NASA‘s aeronautics branch aims to ride a new wave of research on the commercial aviation sector’s ambitious environmental goals, to drive the agency back into the business of building and testing full-scale X-planes by the end of the decade.
A full-scale flight research aircraft – provisionally dubbed the “experimental vehicle testbed” (XVT) – is being promoted within the agency to succeed the NASA/Boeing X-48B/C, an unmanned, 8.5%-scale representation of a hybrid wing body airframe.
“While we don’t have an X-plane beyond X-48 in the budget profile yet, we’re building the case for why that would make sense,” says Fay Collier, project manager for the environmentally responsible aircraft (ERA) project.
Collier’s project is mid-way through a process that is designed to support a follow-on X-plane programme, but taking the next step is not guaranteed. Arguably the toughest barrier is the question of how to finance such a project.

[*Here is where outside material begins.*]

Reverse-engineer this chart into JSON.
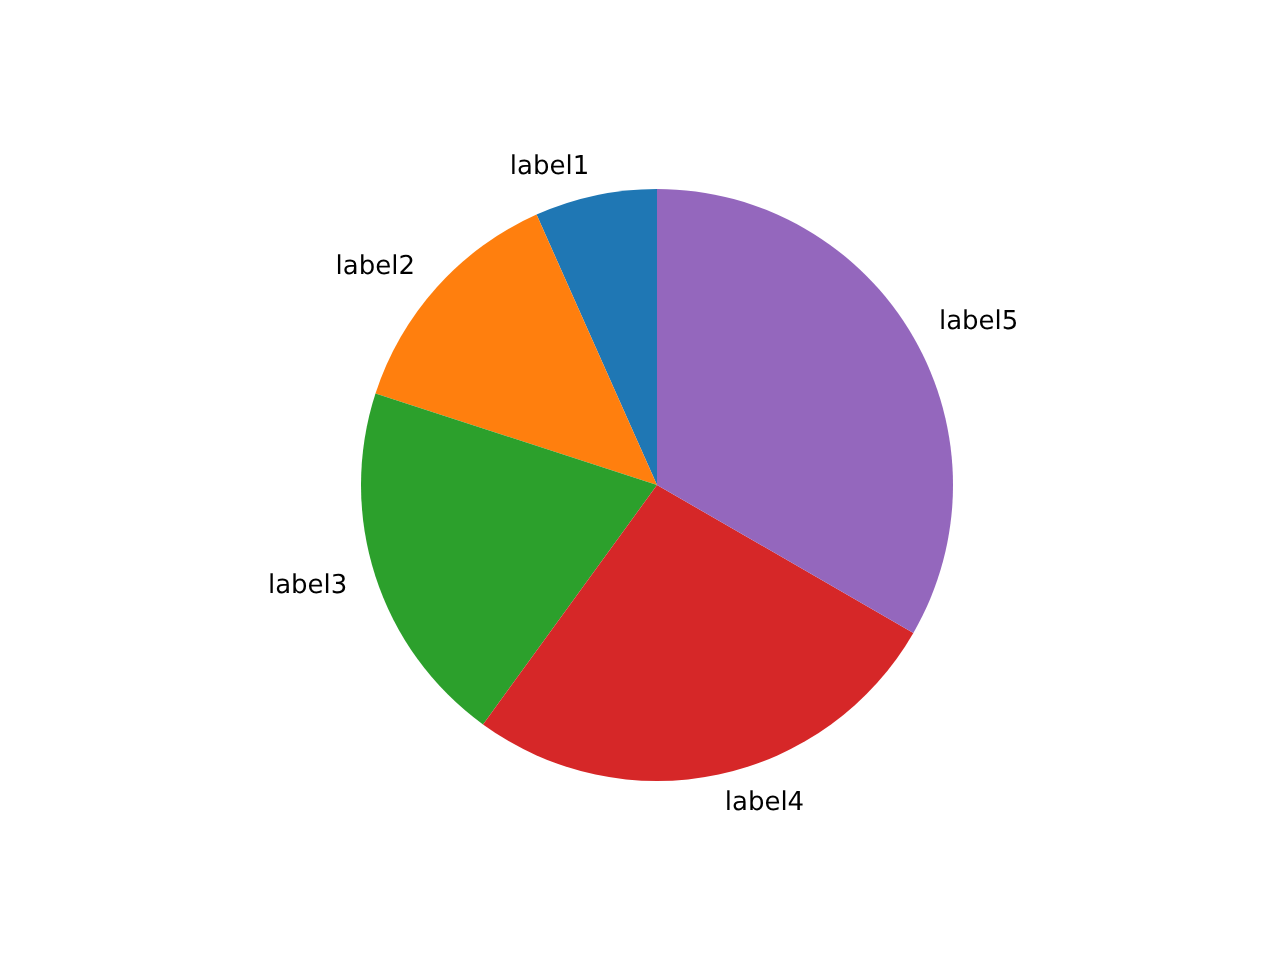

Although the funding question remains unresolved, the possibility of an environmentally driven X-plane programme would be a stark break from the recent past. NASA has not funded a full-scale, manned X-plane in more than a decade. Moreover, since the early 1980s, X-planes have been focused on evaluating new concepts in high-performance military aircraft, such as fighters, or spacecraft.
A notable exception is the Lockheed Martin X-55 all composite cargo aircraft, a project sponsored by the Air Force Research Laboratory to investigate a new method for mass-producing advanced materials for aircraft structures.